In a new blog called Unorthodox and Unhinged, the Rev. Joani Peacock, priest associate at Emmanuel Episcopal Church in Alexandria, Va and a librarian at the Bishop Payne Library at Virginia Theological Seminary, tells her story. As an Episcopalian living with bipolar disorder, Joani describes herself as a “mental health evangelist” whose aim is to highlight the need for mental health awareness in parishes and communities of faith.

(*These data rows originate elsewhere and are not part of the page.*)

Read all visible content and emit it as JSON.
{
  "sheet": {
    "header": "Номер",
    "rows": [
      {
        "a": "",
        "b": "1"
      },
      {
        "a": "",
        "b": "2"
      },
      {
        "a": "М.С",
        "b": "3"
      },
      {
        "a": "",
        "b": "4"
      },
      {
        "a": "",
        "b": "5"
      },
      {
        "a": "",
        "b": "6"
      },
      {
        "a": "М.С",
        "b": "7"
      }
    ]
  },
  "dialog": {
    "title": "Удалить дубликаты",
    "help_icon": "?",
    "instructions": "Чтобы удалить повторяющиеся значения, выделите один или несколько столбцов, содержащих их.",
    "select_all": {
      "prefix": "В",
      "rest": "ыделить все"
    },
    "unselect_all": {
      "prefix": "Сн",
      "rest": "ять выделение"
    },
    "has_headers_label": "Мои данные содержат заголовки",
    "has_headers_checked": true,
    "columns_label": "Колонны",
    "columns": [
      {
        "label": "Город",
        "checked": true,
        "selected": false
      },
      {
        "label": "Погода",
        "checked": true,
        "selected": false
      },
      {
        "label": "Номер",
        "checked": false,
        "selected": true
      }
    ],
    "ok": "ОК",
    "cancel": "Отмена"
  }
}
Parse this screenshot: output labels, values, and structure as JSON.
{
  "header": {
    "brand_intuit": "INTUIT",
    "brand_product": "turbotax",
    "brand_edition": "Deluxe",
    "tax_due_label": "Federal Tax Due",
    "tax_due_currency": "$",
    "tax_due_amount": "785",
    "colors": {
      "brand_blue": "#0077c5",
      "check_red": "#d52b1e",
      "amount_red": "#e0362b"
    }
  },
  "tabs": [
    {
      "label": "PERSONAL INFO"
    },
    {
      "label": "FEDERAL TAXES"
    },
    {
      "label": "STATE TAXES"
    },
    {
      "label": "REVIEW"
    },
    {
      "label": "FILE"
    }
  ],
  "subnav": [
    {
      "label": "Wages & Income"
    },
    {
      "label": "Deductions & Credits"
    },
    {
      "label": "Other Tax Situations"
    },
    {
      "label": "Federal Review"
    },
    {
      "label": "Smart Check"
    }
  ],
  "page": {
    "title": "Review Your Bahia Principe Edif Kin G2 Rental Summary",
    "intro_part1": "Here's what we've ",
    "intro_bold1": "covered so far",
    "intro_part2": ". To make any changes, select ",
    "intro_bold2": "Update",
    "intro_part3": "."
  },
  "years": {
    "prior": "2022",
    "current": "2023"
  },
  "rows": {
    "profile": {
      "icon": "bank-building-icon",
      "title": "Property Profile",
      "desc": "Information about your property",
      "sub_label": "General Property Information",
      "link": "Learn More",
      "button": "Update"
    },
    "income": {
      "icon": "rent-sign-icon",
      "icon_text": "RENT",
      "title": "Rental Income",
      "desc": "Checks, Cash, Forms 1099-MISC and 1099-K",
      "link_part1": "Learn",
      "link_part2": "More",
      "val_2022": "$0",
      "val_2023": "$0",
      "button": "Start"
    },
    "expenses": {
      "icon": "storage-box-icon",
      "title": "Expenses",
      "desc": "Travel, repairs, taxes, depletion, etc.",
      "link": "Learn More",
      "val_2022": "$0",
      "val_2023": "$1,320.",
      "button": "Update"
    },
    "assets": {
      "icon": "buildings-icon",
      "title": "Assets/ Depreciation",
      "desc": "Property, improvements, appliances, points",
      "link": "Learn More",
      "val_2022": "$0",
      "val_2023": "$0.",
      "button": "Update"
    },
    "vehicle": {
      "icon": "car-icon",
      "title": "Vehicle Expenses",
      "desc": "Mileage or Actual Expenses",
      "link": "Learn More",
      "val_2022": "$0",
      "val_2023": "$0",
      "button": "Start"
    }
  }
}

In addition to Unorthodox and Unhinged, Episcopalians elsewhere are speaking out, educating, and taking concrete steps to honor the dignity of every human being with mental illness. Holy Comforter in Atlanta, whose day center serves people with mental illness and other disabilities, combats stigma with open arms; today, nearly two-thirds of parishioners have a mental illness. At the diocesan level, the Diocese of Virginia’s Committee on Mental Health is one of the most visible and well-organized efforts by lay and ordained Episcopalians to provide resources for parishes who want to start a recovery ministry.
In the mental healthcare field, Dr. Kay Redfield Jamison, an Episcopalian from Baltimore, is the Co-Director of the Mood Disorders Center at Johns Hopkins University and serves as the Dalio Family Professor in Mood Disorders. The author of many books, including “An Unquiet Mind” and “Exuberance: the Passion for Life,” Jamison often deals with the spiritual dimension of mental illness in her writing.
For Rev. Peacock, the people of Holy Comforter, Dr. Jamison, and many others, this is the edge of a frontier for those who suffer from a mental illness and remain “in the closet.” In Christian communities, health and wholeness is possible when Christ’s love and courage-along with awareness and community support-becomes more important than shame and fear.